Buying a home will most likely be one of the biggest purchases of your life, but it doesn't need to be challenging: follow these do's and don'ts of homebuying for an easy, breezy experience!
1) Save for the down payment: This is possibly as the most significant obstacle to homeownership today. Only a mere 38 percent of Americans could come up with $1,000 if they needed to according to a 2014 Bankrate survey. That means 62 percent of Americans would struggle immensely with placing a down payment on a home. Saving money is by no means easy, especially saving thousands of dollars, so it's a great idea to set up a budget aligned with your personal goals...and stick to it!
2) Improve your credit: Mortgage lenders tend to be cautious when it comes to a borrower's credit. If you can, try to get your credit score up to the 700 level. This will improve your ability to be eligible for as many mortgage programs as possible. One of the most essential elements to a great credit score is on-time, in-full payments. Make yourself reminders to when bills are due so you don't miss a payment and can stay on track with your goals. Use our credit guide to ultimately understand your credit score!
3) Avoid overpaying: Often times, people fall in love with houses because of how beautiful and ginormous they are. This can lead to emotion taking over; and thus, a buyer overpaying for their home. Even if you crunch numbers and get the price lowered some, it is important to avoid spending more money than you set in your budget. Remember, you made your budget for a reason. Stand firm with yourself and keep looking at other properties. Most likely, you will fall in love with another house that is just a beautiful, and even better- within your budget!
1) Don't forget to plan for the costs of homeownership: Pride of ownership, control over your space, and building equity are all huge benefits to buying -- but the perks of ownership aren't free! Make sure you're financially prepared to cover all the costs of owning, budgeting in for principal and interest, mortgage insurance (if applicable), property taxes, homeowners insurance, and unforeseen expenses. If you have questions about what your average costs will be each month, consult with your mortgage banker.

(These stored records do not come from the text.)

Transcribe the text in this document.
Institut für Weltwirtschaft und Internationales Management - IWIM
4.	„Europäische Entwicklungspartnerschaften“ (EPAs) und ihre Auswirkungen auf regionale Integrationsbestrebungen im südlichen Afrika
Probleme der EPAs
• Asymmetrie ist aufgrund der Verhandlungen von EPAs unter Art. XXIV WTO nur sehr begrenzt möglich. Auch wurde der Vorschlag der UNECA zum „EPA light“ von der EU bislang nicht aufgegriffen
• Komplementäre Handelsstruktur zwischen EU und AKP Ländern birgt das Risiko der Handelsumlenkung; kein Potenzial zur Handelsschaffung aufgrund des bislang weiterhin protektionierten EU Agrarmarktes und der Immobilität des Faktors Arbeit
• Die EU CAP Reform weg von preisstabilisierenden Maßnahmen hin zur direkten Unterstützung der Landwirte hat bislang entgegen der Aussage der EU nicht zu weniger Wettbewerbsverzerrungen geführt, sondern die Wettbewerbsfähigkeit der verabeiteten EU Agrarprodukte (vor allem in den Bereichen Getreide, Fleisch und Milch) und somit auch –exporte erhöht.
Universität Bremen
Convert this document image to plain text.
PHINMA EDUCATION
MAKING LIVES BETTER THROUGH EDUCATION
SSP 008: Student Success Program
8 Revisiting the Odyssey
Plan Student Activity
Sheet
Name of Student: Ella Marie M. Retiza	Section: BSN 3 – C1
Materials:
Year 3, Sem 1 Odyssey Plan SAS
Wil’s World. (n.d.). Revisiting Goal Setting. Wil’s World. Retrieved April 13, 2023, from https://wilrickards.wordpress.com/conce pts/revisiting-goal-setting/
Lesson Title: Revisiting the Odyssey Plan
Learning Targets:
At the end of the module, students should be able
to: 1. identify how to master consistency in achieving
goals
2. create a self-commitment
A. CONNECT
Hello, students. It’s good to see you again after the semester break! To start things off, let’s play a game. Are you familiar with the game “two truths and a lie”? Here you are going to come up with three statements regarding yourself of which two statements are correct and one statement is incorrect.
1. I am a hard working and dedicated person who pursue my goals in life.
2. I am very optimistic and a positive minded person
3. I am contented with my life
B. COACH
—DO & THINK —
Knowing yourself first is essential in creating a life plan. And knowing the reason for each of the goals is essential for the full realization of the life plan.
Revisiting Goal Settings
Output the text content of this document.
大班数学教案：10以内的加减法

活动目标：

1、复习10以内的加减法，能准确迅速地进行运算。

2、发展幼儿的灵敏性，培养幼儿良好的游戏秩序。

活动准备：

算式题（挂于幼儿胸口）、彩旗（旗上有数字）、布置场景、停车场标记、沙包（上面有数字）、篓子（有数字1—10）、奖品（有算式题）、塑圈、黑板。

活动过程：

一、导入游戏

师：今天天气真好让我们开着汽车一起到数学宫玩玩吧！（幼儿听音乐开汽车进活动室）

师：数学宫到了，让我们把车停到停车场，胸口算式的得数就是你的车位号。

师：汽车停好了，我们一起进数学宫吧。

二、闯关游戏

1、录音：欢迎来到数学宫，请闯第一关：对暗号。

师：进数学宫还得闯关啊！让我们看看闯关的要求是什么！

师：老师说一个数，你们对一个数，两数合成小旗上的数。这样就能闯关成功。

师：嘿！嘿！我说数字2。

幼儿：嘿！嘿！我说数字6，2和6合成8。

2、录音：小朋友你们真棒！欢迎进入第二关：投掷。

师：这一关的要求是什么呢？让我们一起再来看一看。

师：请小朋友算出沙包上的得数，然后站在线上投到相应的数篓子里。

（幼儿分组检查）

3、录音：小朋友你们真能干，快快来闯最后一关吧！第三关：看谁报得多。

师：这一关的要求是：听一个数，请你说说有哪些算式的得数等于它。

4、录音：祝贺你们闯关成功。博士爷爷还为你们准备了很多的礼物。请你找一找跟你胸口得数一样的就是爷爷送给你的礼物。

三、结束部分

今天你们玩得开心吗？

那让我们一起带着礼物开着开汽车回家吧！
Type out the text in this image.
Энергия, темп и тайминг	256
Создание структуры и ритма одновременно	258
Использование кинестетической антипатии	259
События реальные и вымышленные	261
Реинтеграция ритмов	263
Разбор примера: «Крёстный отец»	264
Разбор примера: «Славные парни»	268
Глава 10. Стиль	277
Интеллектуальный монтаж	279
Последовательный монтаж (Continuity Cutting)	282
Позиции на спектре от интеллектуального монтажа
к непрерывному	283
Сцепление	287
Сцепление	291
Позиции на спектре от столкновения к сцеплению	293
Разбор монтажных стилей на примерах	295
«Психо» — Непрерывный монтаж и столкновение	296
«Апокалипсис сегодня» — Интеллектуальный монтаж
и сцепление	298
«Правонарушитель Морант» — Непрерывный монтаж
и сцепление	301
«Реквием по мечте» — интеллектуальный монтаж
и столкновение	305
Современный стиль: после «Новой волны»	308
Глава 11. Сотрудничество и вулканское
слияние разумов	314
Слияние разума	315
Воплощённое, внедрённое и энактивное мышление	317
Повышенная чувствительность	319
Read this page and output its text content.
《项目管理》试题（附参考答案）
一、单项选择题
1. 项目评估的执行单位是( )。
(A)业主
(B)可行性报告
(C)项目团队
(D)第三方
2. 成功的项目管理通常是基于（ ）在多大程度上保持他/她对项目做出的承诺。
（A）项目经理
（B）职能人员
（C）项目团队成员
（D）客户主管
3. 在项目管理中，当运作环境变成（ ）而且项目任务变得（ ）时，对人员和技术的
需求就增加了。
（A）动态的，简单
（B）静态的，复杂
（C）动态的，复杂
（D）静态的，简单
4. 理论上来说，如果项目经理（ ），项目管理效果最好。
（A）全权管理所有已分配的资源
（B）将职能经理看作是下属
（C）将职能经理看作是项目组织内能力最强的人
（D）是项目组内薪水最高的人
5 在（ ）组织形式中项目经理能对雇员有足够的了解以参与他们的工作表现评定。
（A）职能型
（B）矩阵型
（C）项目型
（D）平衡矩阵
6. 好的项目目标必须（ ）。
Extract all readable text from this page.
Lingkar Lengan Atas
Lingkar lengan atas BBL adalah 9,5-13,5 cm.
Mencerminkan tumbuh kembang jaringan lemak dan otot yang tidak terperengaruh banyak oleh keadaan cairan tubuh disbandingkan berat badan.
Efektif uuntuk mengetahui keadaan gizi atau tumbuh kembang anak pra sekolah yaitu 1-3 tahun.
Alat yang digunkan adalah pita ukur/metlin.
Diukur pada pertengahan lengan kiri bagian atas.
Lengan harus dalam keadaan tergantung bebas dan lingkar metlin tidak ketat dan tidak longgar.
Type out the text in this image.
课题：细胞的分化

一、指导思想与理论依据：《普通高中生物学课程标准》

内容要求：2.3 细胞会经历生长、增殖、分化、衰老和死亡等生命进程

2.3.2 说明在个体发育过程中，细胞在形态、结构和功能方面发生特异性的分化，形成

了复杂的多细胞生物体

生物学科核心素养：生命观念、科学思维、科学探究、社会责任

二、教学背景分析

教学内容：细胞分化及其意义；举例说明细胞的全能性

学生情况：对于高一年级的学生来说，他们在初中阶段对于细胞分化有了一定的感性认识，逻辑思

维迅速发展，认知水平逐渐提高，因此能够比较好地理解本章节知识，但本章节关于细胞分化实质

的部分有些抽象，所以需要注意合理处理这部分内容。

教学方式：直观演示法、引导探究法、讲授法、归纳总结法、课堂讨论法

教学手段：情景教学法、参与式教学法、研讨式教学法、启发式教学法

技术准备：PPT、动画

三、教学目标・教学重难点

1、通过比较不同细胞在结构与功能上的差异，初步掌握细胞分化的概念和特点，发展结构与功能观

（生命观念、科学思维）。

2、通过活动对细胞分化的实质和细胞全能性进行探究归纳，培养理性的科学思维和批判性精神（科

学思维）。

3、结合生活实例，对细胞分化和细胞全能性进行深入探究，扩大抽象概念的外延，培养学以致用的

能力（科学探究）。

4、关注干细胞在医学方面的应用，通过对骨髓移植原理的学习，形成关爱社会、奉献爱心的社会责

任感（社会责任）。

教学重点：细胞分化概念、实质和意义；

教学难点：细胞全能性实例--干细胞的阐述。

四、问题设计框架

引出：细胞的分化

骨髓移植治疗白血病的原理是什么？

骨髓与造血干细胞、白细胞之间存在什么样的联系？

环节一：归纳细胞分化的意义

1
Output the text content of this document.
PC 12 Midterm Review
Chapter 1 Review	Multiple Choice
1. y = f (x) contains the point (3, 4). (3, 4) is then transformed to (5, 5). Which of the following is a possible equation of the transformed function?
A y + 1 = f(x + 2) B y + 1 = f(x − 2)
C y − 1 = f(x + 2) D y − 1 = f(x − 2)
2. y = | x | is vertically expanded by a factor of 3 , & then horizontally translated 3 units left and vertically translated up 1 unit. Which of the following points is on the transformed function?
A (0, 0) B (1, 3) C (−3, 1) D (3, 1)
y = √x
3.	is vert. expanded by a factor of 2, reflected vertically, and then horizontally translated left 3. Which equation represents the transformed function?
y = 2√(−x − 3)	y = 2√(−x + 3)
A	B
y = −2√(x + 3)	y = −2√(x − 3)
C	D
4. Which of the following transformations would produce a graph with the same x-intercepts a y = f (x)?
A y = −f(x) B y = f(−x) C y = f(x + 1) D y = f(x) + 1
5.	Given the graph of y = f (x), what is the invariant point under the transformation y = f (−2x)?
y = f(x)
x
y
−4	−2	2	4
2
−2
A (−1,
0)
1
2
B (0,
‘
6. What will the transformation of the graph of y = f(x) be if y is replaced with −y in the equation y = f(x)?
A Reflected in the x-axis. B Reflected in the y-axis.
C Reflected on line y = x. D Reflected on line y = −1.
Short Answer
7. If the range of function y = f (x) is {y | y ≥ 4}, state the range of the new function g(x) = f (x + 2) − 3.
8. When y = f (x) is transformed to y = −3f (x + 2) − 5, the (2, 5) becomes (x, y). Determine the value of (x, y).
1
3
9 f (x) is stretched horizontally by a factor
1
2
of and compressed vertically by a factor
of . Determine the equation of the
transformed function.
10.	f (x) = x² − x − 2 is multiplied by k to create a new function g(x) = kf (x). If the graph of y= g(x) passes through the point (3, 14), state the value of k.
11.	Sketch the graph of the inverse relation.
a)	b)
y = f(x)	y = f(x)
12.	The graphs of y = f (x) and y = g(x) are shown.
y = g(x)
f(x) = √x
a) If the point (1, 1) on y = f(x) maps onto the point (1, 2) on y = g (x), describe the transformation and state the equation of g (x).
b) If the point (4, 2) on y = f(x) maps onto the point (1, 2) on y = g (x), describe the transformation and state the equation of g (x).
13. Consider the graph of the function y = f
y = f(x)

2) Don't make any huge purchases before buying: You might want a new car to go along with your new house. Even if you can afford a new car-- or any expensive item, for that matter -- it is best to wait until after you move in. Taking a huge chunk of money out of our savings, or applying for a car loan, could affect your debt-to-income ratio, which is a figure lenders use to determine whether you're qualified for a mortgage. It is a good idea to hold off on any other large purchases to ensure you're in prime position to receive the mortgage you want and experience a smooth transaction.